I’ve been married - to medicine - for quite some time now.
From a very young age, I knew right away that I wanted to work in the healthcare/medical field. Many sacrifices have been made for this commitment…my youth, sleep, and ever growing debt (to name a few). These challenges alone were a lot to handle. And then I met my partner, in whom I saw a similar commitment to medicine as my own and a level of sacrifices that made mine seem so trivial.
Let me tell you a little about me and him. I’m a nurse currently pursuing an education as a Nurse Practitioner. My partner is currently a Physician in his final year of residency. It’s been a long journey and not an easy one (as I'm sure many in medical relationships can relate to).
The first year started off great, we were both in the same city and our schedules were manageable. But in the near future, my partner would be moving 2 1/2 hours away to begin his Residency. So as to not compromise my own graduation date, I stayed at my university and spent the next couple of years splitting my time between the two places.
You heard me right, I drove approximately 5 hours or more every week for about 2 years. It was hard; the winters weren’t especially kind, but it was a sacrifice. My partner is originally from California, and stayed in Iowa after medical school to be with me, so sacrifices were made from both of us. And that's what lasting medical relationships need after all - willingness to make sacrifices for the other.
After I graduated from my university, I moved to the same city as my partner and started a part time position as a nurse. We’ve been together for 4 1/2 years (going on 5) and the number one question I get after I introduce my partner to anyone is, “How do you two find the time to see each other?” This question catches me off guard every time, since I feel my partner and I spend so much time together. I’ve learned a lot from my marriage to medicine and commitment to my partner.
How to create a lasting medical relationship
It's all about the sacrifices you make for each other, to make the relationship work. Your committment to both your career and your relationship will be tested. Prioritization and understanding are key to a successful education, career, and relationship. My partner and I both understand that school/residency are one of our top priorities besides each other and family. It sounds weird to say that sometimes we prioritize our schooling/responsibilities before spending time with each other, but that’s when understanding comes into play. We both understand that schoolwork or any responsibilities towards our career are not optional, they’re required.

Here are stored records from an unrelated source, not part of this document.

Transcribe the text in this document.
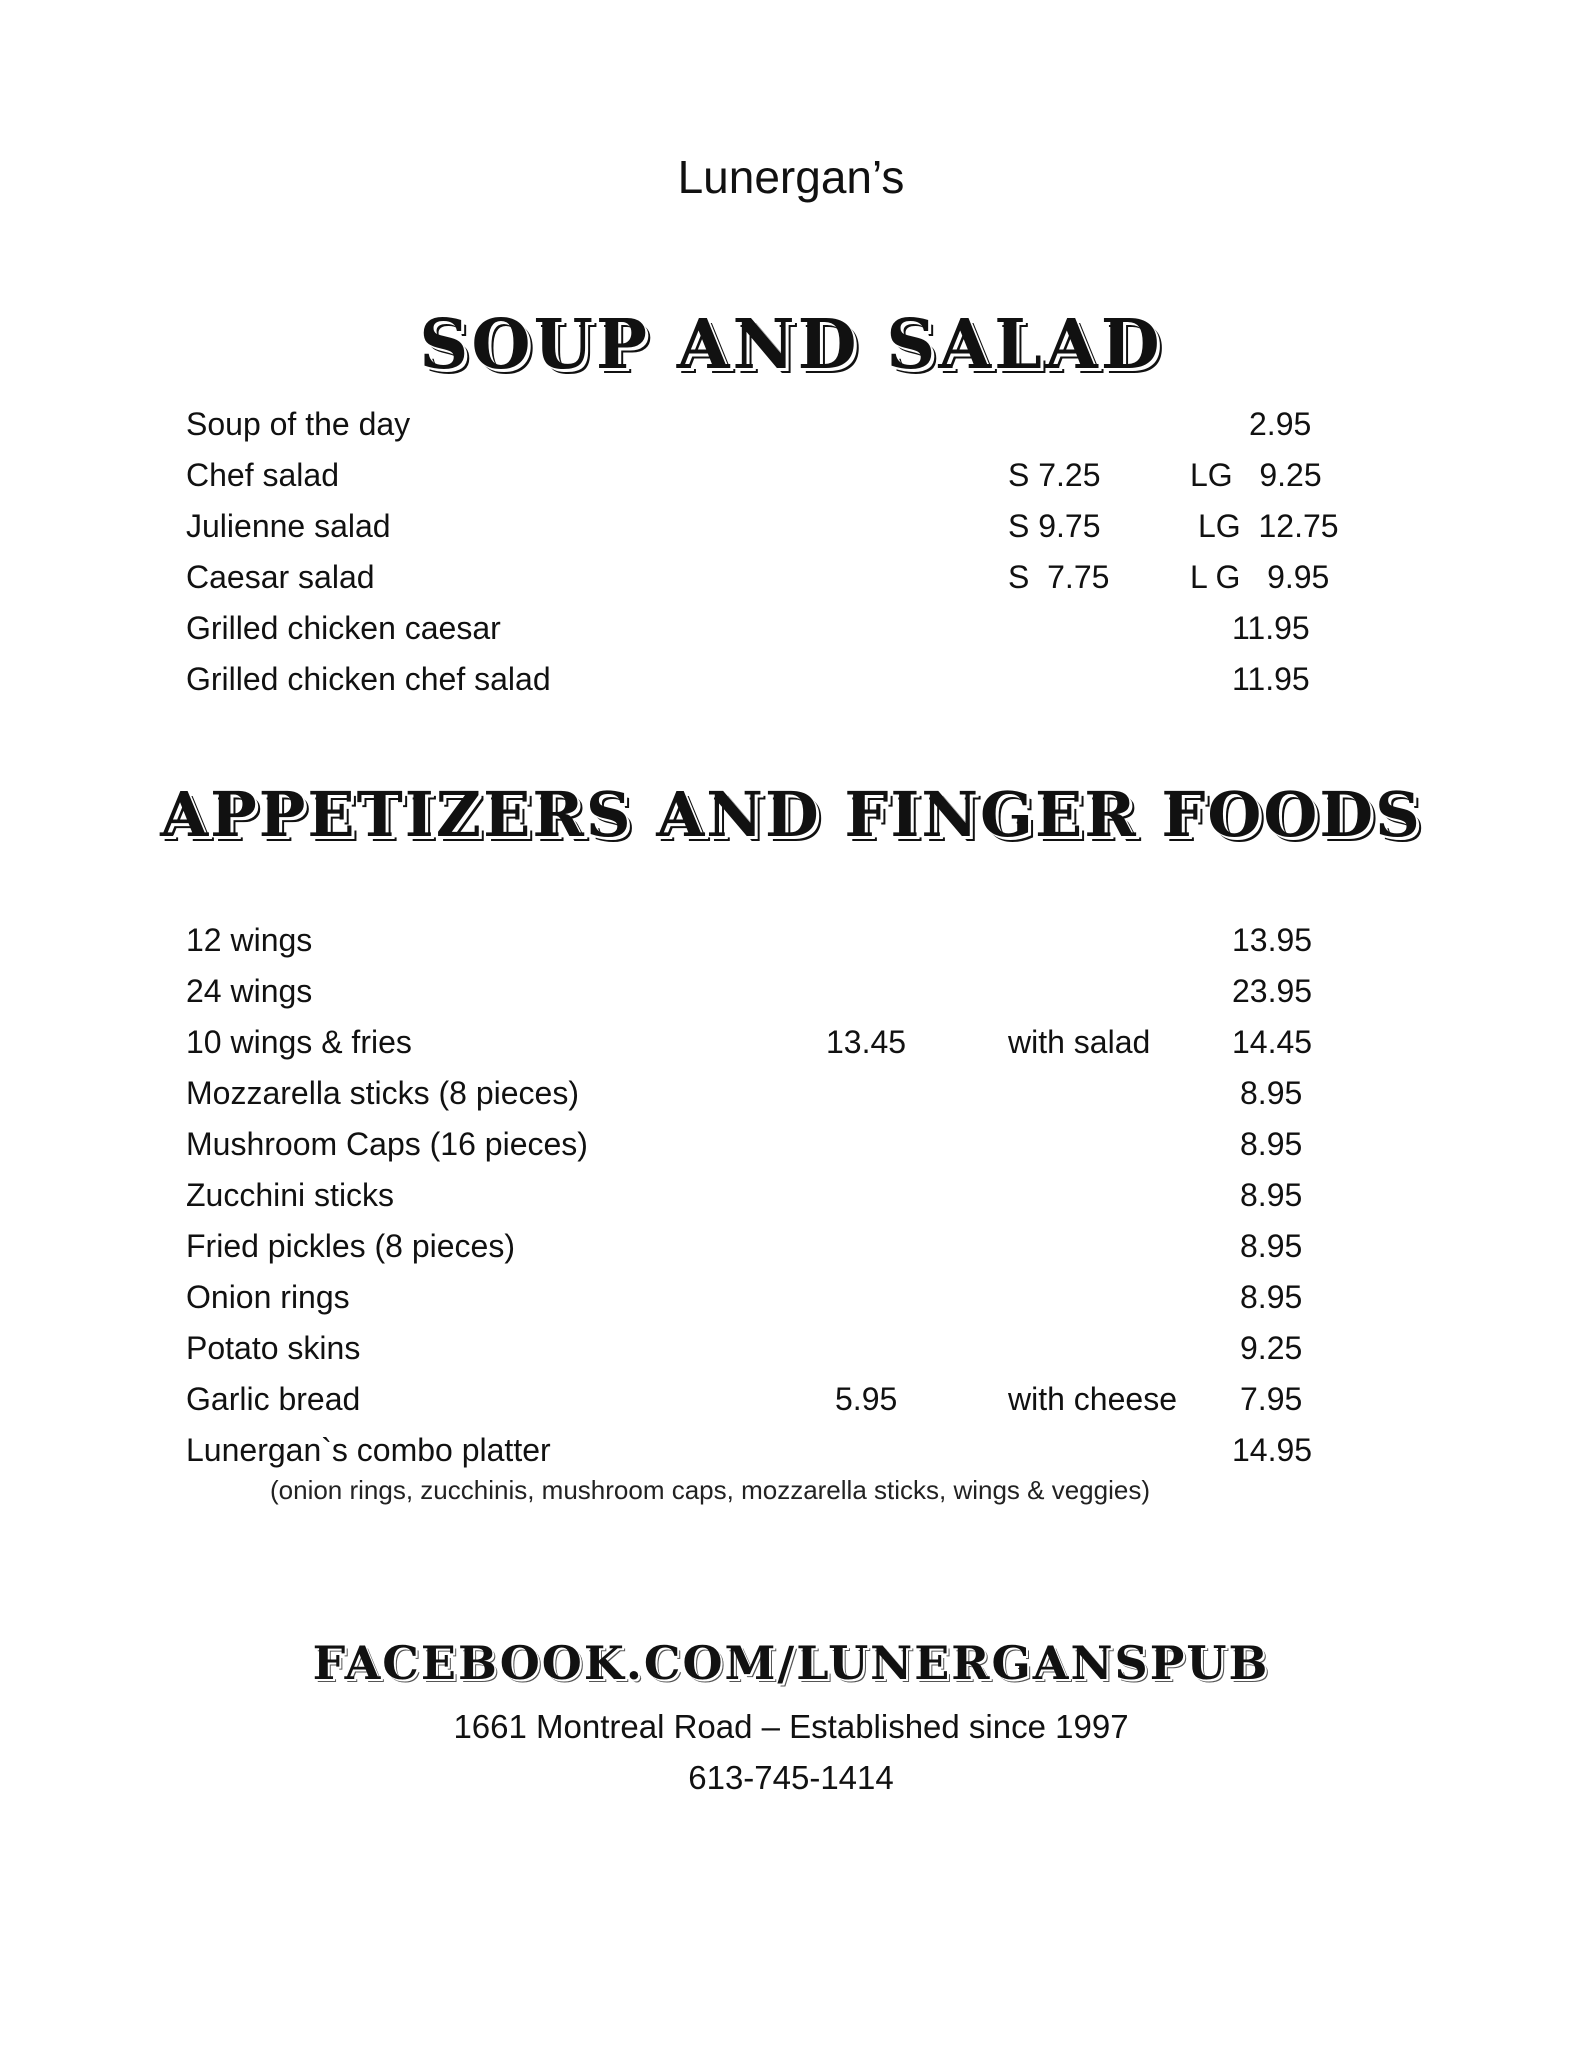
Lunergan’s
SOUP AND SALAD
Soup of the day	2.95
Chef salad	S 7.25	LG   9.25
Julienne salad	S 9.75	LG  12.75
Caesar salad	S  7.75	L G   9.95
Grilled chicken caesar	11.95
Grilled chicken chef salad	11.95
APPETIZERS AND FINGER FOODS
12 wings	13.95
24 wings	23.95
10 wings & fries	13.45	with salad	14.45
Mozzarella sticks (8 pieces)	8.95
Mushroom Caps (16 pieces)	8.95
Zucchini sticks	8.95
Fried pickles (8 pieces)	8.95
Onion rings	8.95
Potato skins	9.25
Garlic bread	5.95	with cheese 7.95
Lunergan`s combo platter	14.95
(onion rings, zucchinis, mushroom caps, mozzarella sticks, wings & veggies)
FACEBOOK.COM/LUNERGANSPUB
1661 Montreal Road – Established since 1997
613-745-1414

These mutual sacrifices are required for each of us to achieve our goals, and to build a great life together. Looking back, there have only been less than a handful of times where I’ve felt lonely, wishing it could be different. It didn’t take me long to understand that my partner is away from me by choice but because he MUST be at the hospital or he has to dive into his books and study for the next upcoming test.
It's the little things
To make up for lost quality time spent with one another, my partner and I make up for it in other ways. When my partner is on call for the hospital, he appreciates it when I come along with him for calls and admissions and I don’t mind because he’ll usually buy me a coffee from the café, and I can catch up on my studying or Netflix. And even though my partner hates being in the hospital when he’s off, he’ll always come to work with me and hangout in the breakroom or in the nurse’s station. He keeps busy by studying or doing chief resident administration things. Sometimes I wonder if it seems like we’re clingy to others outside of our relationship, but that’s just what works for us. It works and we love it. It takes efforts from both of us, tons of understanding, and support. After more than 4 years now, it doesn’t seem too hard; it’s amazing, and I couldn’t imagine it any other way.
My partner is pretty humble and prefers functional scrubs over fashionable ones. Luckily, Medelita’s scrubs are both and I just upgraded his scrub collection with a batch of Medelita scrubs embroidered with his name and title, “Dr.”.
Little things like this are a reminder of what we are both working towards, and makes the journey a little easier.
It may seem impossible to have a relationship while pursuing a career in medicine, but if you find the right partner, I promise you it’s possible. There may be some fights along the way, and you’ll be pushed to extremes, but if you have enough understanding, prioritization, and support it’ll all be worth it.